I’m finally free from the steel grip of university, and all I want to do with my free time is tend to my vegetable garden, watch Masterchef or cook. I also get unnecessarily grumpy if I don’t have tea around.

Did I mention to you that my boyfriend bought me a greenhouse for my birthday last week?

Yeah, see, at my place, I have this possum problem. Those irritating mega-rats keep visiting my backyard at night and eating my vegetables. Now, my thumbs are far from green, and I really need all the help I can get, so you could imagine my pain when I woke up in the morning to yellowing stubs where my lettuce strawberries had been. My fucking sugar snap peas where just starting to flower and those heartless shits scoffed them down without a care in the world. Anyway, the greenhouse is now my saviour, as it acts as a barrier to feral marsupials, and I have now revived my garden, with a new array of vegetable seedlings.

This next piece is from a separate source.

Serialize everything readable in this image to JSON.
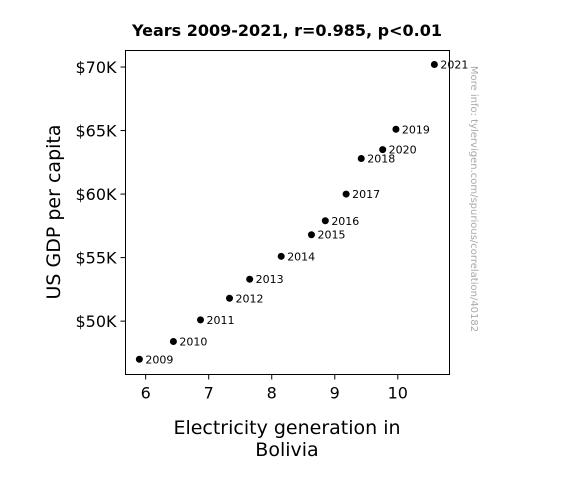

Yay.

Anyway, this post is actually about chicken stock. I also received a load of cookbooks for my birthday (joy!) and I’ve always wanted to make my own stocks, as I read somewhere that once you know how to boil and egg, you should learn how to make broth.

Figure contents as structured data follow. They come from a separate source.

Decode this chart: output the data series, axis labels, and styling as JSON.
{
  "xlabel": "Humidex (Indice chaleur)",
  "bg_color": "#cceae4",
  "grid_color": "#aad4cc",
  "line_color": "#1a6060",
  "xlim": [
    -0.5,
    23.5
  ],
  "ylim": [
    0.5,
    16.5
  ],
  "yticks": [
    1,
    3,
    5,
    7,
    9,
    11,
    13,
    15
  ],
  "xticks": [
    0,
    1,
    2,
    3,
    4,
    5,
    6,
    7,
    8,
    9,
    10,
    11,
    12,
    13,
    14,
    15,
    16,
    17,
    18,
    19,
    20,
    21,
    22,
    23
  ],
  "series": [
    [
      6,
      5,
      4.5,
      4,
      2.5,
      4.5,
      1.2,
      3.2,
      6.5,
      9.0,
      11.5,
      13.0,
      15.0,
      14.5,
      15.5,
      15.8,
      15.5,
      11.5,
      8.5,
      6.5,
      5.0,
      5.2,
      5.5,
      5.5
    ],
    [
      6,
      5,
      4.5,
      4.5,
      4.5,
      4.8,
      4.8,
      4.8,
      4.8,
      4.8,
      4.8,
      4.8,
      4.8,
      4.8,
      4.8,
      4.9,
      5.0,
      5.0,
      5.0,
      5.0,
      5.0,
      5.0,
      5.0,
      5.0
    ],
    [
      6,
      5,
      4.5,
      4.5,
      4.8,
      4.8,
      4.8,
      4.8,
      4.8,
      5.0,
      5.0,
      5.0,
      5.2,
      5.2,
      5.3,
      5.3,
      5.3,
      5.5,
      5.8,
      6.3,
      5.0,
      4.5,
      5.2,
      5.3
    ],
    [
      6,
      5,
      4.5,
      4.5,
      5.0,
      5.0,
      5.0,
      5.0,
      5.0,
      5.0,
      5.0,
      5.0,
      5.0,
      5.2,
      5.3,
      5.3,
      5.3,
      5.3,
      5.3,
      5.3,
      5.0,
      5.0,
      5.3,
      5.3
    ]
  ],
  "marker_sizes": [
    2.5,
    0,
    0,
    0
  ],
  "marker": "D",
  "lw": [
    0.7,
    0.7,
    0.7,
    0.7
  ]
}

On that note, last week I forgot about my boiling eggs while I went for a shower and what not and filled the house with a pungent nutty smell after all the water in the pot evaporated and both eggs exploded.

Roast Chicken Stock
Yields approx. 3.5L

1kg chicken carcass or bony parts (necks, backs, wings, breastbones)
4 chicken feet (optional)
1 head garlic, bashed
5 sticks of celery, roughly chopped
2 medium leeks, roughly chopped
2 medium onions, roughly chopped
2 large carrots, roughly chopped
3 bay leaves
A handful of fresh parsley
2 tbsp apple cider vinegar
1 tbsp whole black peppercorns
4L of cold water

Chuck your chicken bits, vinegar, onion, carrots, celery, leek, garlic and peppercorns into a large pot, and cover with 4L of cold water. Allow to stand and steep for about an hour.

Place pot over a medium heat and bring to the boil, making sure to scoop off any muck that forms on the surface (this is the fat and impurities). Reduce the heat and simmer for 6-8 hours, or until the meat has completely fallen off the bone. The longer you cook it, the better it will be, and the stronger the flavour will taste. Approximately 10 minutes before the stock is ready, add the parsley.

Strain everything through a fine sieve into a storage container, cover up and place in the fridge until the fat rises to the surface and congeals. Congeals is a sexy word right? Connnnngeeeeeeals.

Skim that shit off, and keep your stock in the fridge or freezer. It will last 3-4 days in the fridge, and 2-3 months in the freezer.

This recipe was adapted from Pete Evans, from his book Healthy Everyday.